Is it difficult to use?

There are different type of bow slings

Not at all. Using a sling is easy, just follow these steps and you’ll be ready.

  1. Grab the handle. Remember to grab it putting your hand in a 45-degree angle with the riser.
  2. Insert your bow hand’s thumb in one of the ends and the index finger on the other. That way, you wrap the handle between your palm and the sling, forming a closed loop. Note: there are some models (most suitable for hunting) that consist of a strap that goes on the wrist and is bolted to the handle. In that case, just pass through your bow arm’s wrist into the strap and that’s it.
  3. In the case of a finger sling, make sure that both loops are securely strapped or, if you are using a wrist sling, the wrist is completely passed through.
  4. When you start pulling the string, just open the hand loosely and let the riser rest on your palm.
  5. Aim and release. You’ll notice that, after you release, the bow will try to go forward, but the sling will catch it and stop it from going away.

As you see, using a sling is very simple. So, don’t wait any longer and start doing it.

Avoid these common sling problems

Although using a sling is absolutely a piece of cake, there are, however, some things that can usually happen at the beginning that can be easily avoided. I, myself, went through several of these.

Check the straps

Especially if you are using a finger sling, make sure you adjust tightly the loops to the fingers. If not done properly, when you release, one of the loops will slide through your fingers and the bow will fly away. If you are indoors (like it happened to me), the bow will land on the floor, and you’ll feel like a piece of your heart is being ripped apart. Luckily, my bow didn’t break, although it has some tiny scratches.

Trust the sling

It is very common that, when you use a sling for the first time, it may feel uncomfortable not grabbing the riser. This is especially true if you, like me, went through a “flying bow” experience before. You have the constant sensation that the bow will go flying away in the next shot. This fear makes you try to grab the bow an instant after you release the string.

Let me tell you, this is nearly impossible to do. You may, sometimes, be able to do so. But it requires an inhuman coordination ability. You’ll end up grabbing it just before you release, altering the shot as if you weren’t using a sling. Trust the sling, and don’t try to grab the riser in the last moment. You won’t be able to and, if you manage to do it, you’ll be more focused on that than in aiming or performing a correct form, ruining your shots.

Don’t use a sling too large

When you use a sling, either finger or wrist ones, make sure the cord used is not too large (especially if it’s a DIY sling).

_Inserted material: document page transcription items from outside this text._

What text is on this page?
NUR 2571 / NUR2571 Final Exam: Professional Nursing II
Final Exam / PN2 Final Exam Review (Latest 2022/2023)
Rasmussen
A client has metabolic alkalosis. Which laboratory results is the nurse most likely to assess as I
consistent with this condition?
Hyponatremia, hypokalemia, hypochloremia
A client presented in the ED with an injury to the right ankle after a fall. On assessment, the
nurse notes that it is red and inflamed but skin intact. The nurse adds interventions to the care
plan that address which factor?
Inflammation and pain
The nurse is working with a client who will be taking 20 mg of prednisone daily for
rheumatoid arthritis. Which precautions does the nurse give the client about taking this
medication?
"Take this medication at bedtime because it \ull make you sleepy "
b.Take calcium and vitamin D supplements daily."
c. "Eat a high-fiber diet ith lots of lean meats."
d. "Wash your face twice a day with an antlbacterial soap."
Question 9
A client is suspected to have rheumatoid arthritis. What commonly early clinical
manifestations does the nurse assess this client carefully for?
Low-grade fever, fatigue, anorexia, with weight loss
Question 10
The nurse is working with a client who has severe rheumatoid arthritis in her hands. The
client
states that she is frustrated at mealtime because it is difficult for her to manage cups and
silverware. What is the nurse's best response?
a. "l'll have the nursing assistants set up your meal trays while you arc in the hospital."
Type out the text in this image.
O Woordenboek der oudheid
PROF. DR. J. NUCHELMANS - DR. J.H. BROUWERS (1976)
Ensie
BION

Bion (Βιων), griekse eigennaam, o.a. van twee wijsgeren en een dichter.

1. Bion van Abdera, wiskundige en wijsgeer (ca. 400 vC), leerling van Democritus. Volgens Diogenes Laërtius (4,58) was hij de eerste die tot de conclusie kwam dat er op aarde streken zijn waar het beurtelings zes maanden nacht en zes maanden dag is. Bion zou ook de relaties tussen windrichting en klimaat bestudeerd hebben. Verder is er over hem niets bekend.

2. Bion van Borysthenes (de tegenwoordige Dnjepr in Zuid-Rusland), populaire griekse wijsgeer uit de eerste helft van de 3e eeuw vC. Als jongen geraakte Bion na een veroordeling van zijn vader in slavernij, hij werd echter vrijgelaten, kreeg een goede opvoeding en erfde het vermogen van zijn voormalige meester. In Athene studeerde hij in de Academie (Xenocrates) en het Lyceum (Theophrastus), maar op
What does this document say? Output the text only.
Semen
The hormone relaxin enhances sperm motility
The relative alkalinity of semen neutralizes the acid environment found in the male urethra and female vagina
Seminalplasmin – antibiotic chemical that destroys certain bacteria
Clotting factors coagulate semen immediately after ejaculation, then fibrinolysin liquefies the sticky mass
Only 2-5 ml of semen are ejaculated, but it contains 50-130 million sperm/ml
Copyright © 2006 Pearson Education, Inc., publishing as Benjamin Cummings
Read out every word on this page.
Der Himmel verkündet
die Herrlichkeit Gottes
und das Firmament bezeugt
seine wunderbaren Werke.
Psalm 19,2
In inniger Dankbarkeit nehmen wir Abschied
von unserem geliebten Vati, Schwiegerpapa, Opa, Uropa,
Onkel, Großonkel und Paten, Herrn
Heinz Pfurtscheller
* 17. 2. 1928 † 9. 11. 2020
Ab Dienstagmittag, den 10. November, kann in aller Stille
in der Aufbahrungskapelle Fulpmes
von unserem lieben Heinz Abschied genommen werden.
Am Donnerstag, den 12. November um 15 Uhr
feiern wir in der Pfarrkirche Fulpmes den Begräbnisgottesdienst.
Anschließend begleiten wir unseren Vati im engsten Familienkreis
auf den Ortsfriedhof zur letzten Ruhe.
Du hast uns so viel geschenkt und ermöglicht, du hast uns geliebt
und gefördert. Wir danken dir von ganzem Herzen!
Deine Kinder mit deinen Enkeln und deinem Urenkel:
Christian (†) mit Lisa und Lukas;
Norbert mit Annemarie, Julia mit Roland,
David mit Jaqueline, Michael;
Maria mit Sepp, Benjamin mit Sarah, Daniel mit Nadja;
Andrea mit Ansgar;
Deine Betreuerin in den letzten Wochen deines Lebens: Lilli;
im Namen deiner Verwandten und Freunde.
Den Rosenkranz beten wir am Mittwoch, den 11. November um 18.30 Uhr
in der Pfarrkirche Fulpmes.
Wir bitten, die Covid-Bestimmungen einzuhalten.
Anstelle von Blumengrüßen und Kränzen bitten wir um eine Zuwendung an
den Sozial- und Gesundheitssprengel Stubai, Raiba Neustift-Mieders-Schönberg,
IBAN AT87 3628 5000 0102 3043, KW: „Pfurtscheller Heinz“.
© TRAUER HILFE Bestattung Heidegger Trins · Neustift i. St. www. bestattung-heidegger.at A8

If the cord is too large, it will wrap loosely around the handle. This might cause the bow to slide downwards after you release the string. This is nothing dangerous for you or the bow, but it’s annoying having your bow sliding through your fingers. So, you must check the sling wraps tightly the handle when you strap it on.

Is it an expensive accessory?

I can’t assure it 100%, but I think that a sling is one of the cheapest accessories, if not the number one. It’s so simple, that you can build one with nearly any type of cord. The most common DIY slings are made using a shoelace, with two adjustable loops. 

If you are not a DIY person, you can get some on any archery shop. Avalon, for instance, has a finger sling model, which is affordable. You can check its price here (affiliate link). If you prefer the wrist strap, you can check the price of this Ten Point Gear sling here (affiliate link). 


As presented here, you see that using a bow sling is nearly essential. It will help you remove any error you can introduce with your wrist. So, whatever sling model you prefer, get one right now and easily remove one of the error sources. You’ll be getting closer to a better shot.